As a graduate student using Next Generation Sequencing Techniques I ask myself 100 technical questions a day on the method to be used, the amount of decisions to take to get robust results is humongous. Usually, when you read recent papers and they all (or almost all) talk about OTUs at 97% similarity, you do the same without thinking. However, I hear more and more concern about the robustness of OTUs as proxies for ecological similarity in bacterial communities. And even more, I noticed that 9 OTUs represent 32,6% in one of our datasets. This raised a red flag for me and needed to be investigated… What are these OTUs and how do they behave across our samples?
Damn it, more questions…
Here for the blog: http://meren.github.io/
Here for the paper: http://onlinelibrary.wiley.com/doi/10.1111/2041-210X.12114/epdf
Oligotyping is a “supervised computational method”, based on canonical techniques, that enables researchers to go beyond OTUs and investigate the sub-structure of their sequences in environmental data sets of 16S rRNA gene data. An oligotype is identified by the presence of nucleotides in information-rich (highest Shannon entropy) positions in reads. Therefore, it allows us to structure an OTU into different groups of sequences differing by a single or multiple nucleotides. With these oligotypes, one can test if there are changes in their behavior in samples (species/time/location) and understand better the dynamics of the bacterial communities. Indeed, 97% similarity OTUs could be masking a huge part of bacterial ecology and dynamics across samples and weaken studies conclusions.

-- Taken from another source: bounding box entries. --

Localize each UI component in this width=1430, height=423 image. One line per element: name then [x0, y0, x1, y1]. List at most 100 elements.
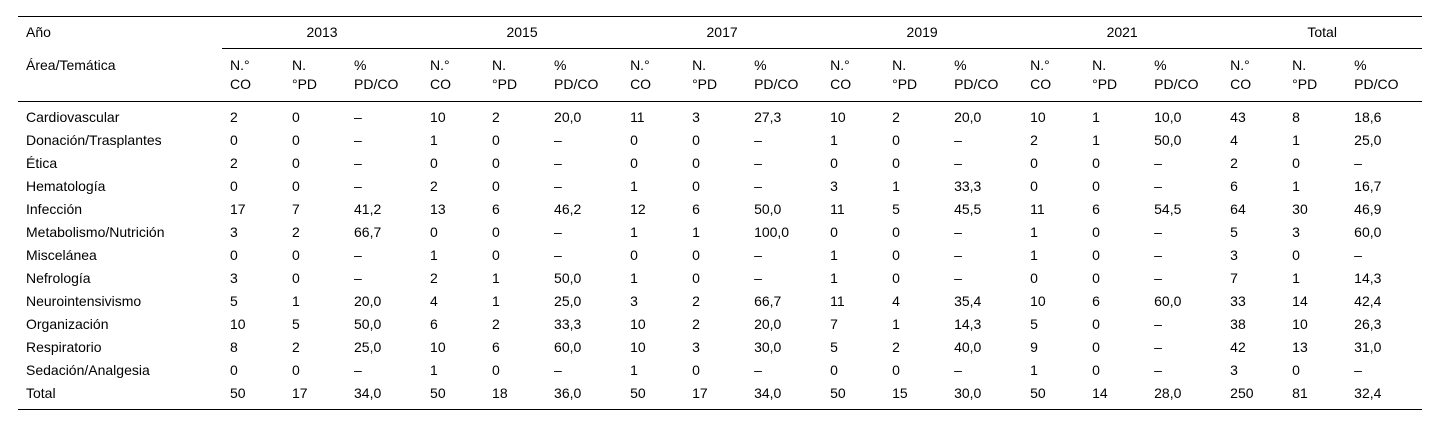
- table-cell: –: [554, 178, 562, 194]
- group-header: 2019: [822, 16, 1023, 49]
- header-cell: Área/Temática: [18, 48, 222, 102]
- table-row: Ética 2 0 – 0 0 – 0 0 – 0 0 – 0 0 – 2 0 –: [18, 152, 1422, 175]
- subheader-cell: N.° CO: [1022, 48, 1085, 102]
- group-header: 2015: [422, 16, 623, 49]
- table-cell: 0: [230, 178, 238, 194]
- table-cell: 15: [884, 382, 947, 410]
- table-cell: 0: [292, 132, 300, 148]
- row-label: Neurointensivismo: [26, 293, 142, 309]
- table-cell: 9: [1030, 339, 1038, 355]
- table-cell: 18,6: [1354, 109, 1382, 125]
- table-cell: 2: [230, 109, 238, 125]
- table-cell: 2: [492, 109, 500, 125]
- table-row: Donación/Trasplantes 0 0 – 1 0 – 0 0 – 1 0 – 2 1 50,0 4 1…: [18, 129, 1422, 152]
- table-cell: 1: [630, 178, 638, 194]
- table-cell: 6: [492, 339, 500, 355]
- table-cell: 11: [830, 293, 845, 309]
- table-cell: 2: [292, 339, 300, 355]
- table-cell: –: [1154, 339, 1162, 355]
- table-cell: 12: [630, 201, 646, 217]
- table-cell: –: [1354, 362, 1362, 378]
- table-cell: 14,3: [954, 316, 982, 332]
- table-cell: 2: [430, 270, 438, 286]
- table-cell: 0: [630, 247, 638, 263]
- table-cell: 0: [230, 132, 238, 148]
- row-label: Miscelánea: [26, 247, 97, 263]
- table-cell: 1: [630, 362, 638, 378]
- table-row: Organización 10 5 50,0 6 2 33,3 10 2 20,0 7 1 14,3 5 0…: [18, 313, 1422, 336]
- table-cell: 3: [230, 224, 238, 240]
- table-cell: 17: [684, 382, 747, 410]
- table-cell: 50: [222, 382, 284, 410]
- row-label: Nefrología: [26, 270, 91, 286]
- table-cell: 0: [892, 270, 900, 286]
- table-cell: 0: [830, 224, 838, 240]
- table-cell: 50,0: [354, 316, 382, 332]
- table-cell: 6: [1092, 293, 1100, 309]
- table-cell: 1: [830, 132, 838, 148]
- table-cell: 11: [630, 109, 645, 125]
- subheader-cell: N.° CO: [622, 48, 685, 102]
- table-cell: 33: [1230, 293, 1246, 309]
- group-header: Total: [1222, 16, 1423, 49]
- table-cell: 1: [1030, 362, 1038, 378]
- table-cell: 0: [230, 247, 238, 263]
- table-cell: 66,7: [354, 224, 382, 240]
- table-cell: 0: [892, 362, 900, 378]
- table-cell: 20,0: [754, 316, 782, 332]
- table-cell: 7: [1230, 270, 1238, 286]
- table-cell: 50,0: [754, 201, 782, 217]
- table-cell: 10: [1030, 293, 1046, 309]
- table-cell: –: [954, 270, 962, 286]
- table-cell: 0: [292, 155, 300, 171]
- table-cell: 1: [630, 224, 638, 240]
- subheader-cell: N. °PD: [1084, 48, 1147, 102]
- table-cell: 36,0: [546, 382, 623, 410]
- table-cell: 0: [692, 247, 700, 263]
- header-cell: Año: [18, 16, 222, 49]
- table-cell: 10: [630, 339, 646, 355]
- table-cell: 10: [1292, 316, 1308, 332]
- table-cell: 1: [1092, 132, 1100, 148]
- table-cell: 41,2: [354, 201, 382, 217]
- table-cell: 1: [892, 178, 900, 194]
- subheader-cell: N. °PD: [684, 48, 747, 102]
- table-cell: 6: [692, 201, 700, 217]
- table-cell: 14: [1084, 382, 1147, 410]
- table-cell: 1: [492, 293, 500, 309]
- table-cell: 0: [292, 178, 300, 194]
- table-cell: 5: [1030, 316, 1038, 332]
- table-cell: 3: [1292, 224, 1300, 240]
- table-cell: 50,0: [1154, 132, 1182, 148]
- row-label: Total: [18, 382, 222, 410]
- table-cell: 3: [692, 109, 700, 125]
- table-cell: 10,0: [1154, 109, 1182, 125]
- subheader-cell: N. °PD: [1284, 48, 1347, 102]
- table-cell: 26,3: [1354, 316, 1382, 332]
- subheader-cell: % PD/CO: [746, 48, 823, 102]
- table-cell: 0: [1092, 247, 1100, 263]
- table-cell: 0: [430, 155, 438, 171]
- table-cell: 0: [230, 362, 238, 378]
- row-label: Hematología: [26, 178, 106, 194]
- table-cell: 1: [830, 270, 838, 286]
- table-cell: –: [1154, 247, 1162, 263]
- table-row: Metabolismo/Nutrición 3 2 66,7 0 0 – 1 1 100,0 0 0 –…: [18, 221, 1422, 244]
- table-cell: 33,3: [554, 316, 582, 332]
- table-cell: –: [954, 224, 962, 240]
- table-cell: 2: [692, 316, 700, 332]
- table-cell: 0: [892, 132, 900, 148]
- row-label: Sedación/Analgesia: [26, 362, 150, 378]
- table-cell: 3: [1230, 247, 1238, 263]
- table-cell: 5: [892, 201, 900, 217]
- table-cell: 1: [1292, 270, 1300, 286]
- table-cell: 50: [1022, 382, 1085, 410]
- table-cell: 0: [492, 224, 500, 240]
- table-cell: 0: [292, 270, 300, 286]
- table-cell: 42: [1230, 339, 1246, 355]
- table-cell: 0: [830, 155, 838, 171]
- table-cell: 0: [1030, 178, 1038, 194]
- table-cell: –: [754, 132, 762, 148]
- table-row: Neurointensivismo 5 1 20,0 4 1 25,0 3 2 66,7 11 4 35…: [18, 290, 1422, 313]
- table-cell: 3: [830, 178, 838, 194]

This is Figure 3a from the Oligotyping paper:
Here for the paper: http://www.nature.com/ismej/journal/v9/n1/pdf/ismej2014117a.pdf
In comparison, there is also this paper from Tikhonov et al. (2015) where they present a clustering-free approach allowing researchers to define sub-OTUs structure into what they call “subpopulations” independently from the similarity of 16S tag sequences. They use time-series to demonstrate that it is possible to structure sub-OTUs groups by combining an error-model-based denoising and systematic cross-sample comparisons. The biggest difference with Oligotyping is that the method is unsupervised, needing no input from the researchers at each step. This method compares the dynamic of pairs of sequences in time through the Pearson correlation of the measured abundance traces (with normalization by maximum possible correlation). As shown by their results, two sequences sharing 100% similarity can behave differently through time (thus one could infer that they belonged to separate ecological population) whereas two sequences at 81% similarity can behave in the identical way. These results suggest that we should not rely only on OTUs to draw understand bacterial community dynamics. This is part of Figure 2 from Tikhonov et al. (2015):
I don’t mean to say that there is no value in looking at OTUs but rather that it appears beneficial to compare the trends seen at the OTU level with those at the sub-OTU level. For my fellow graduate students trying to find their way in analyzing 16S sequences without going crazy, I definitely suggest you read these two papers and consider going beyond OTUs to understand the ongoing dynamics in your samples. Good luck and I hope this was useful to you! Cheers!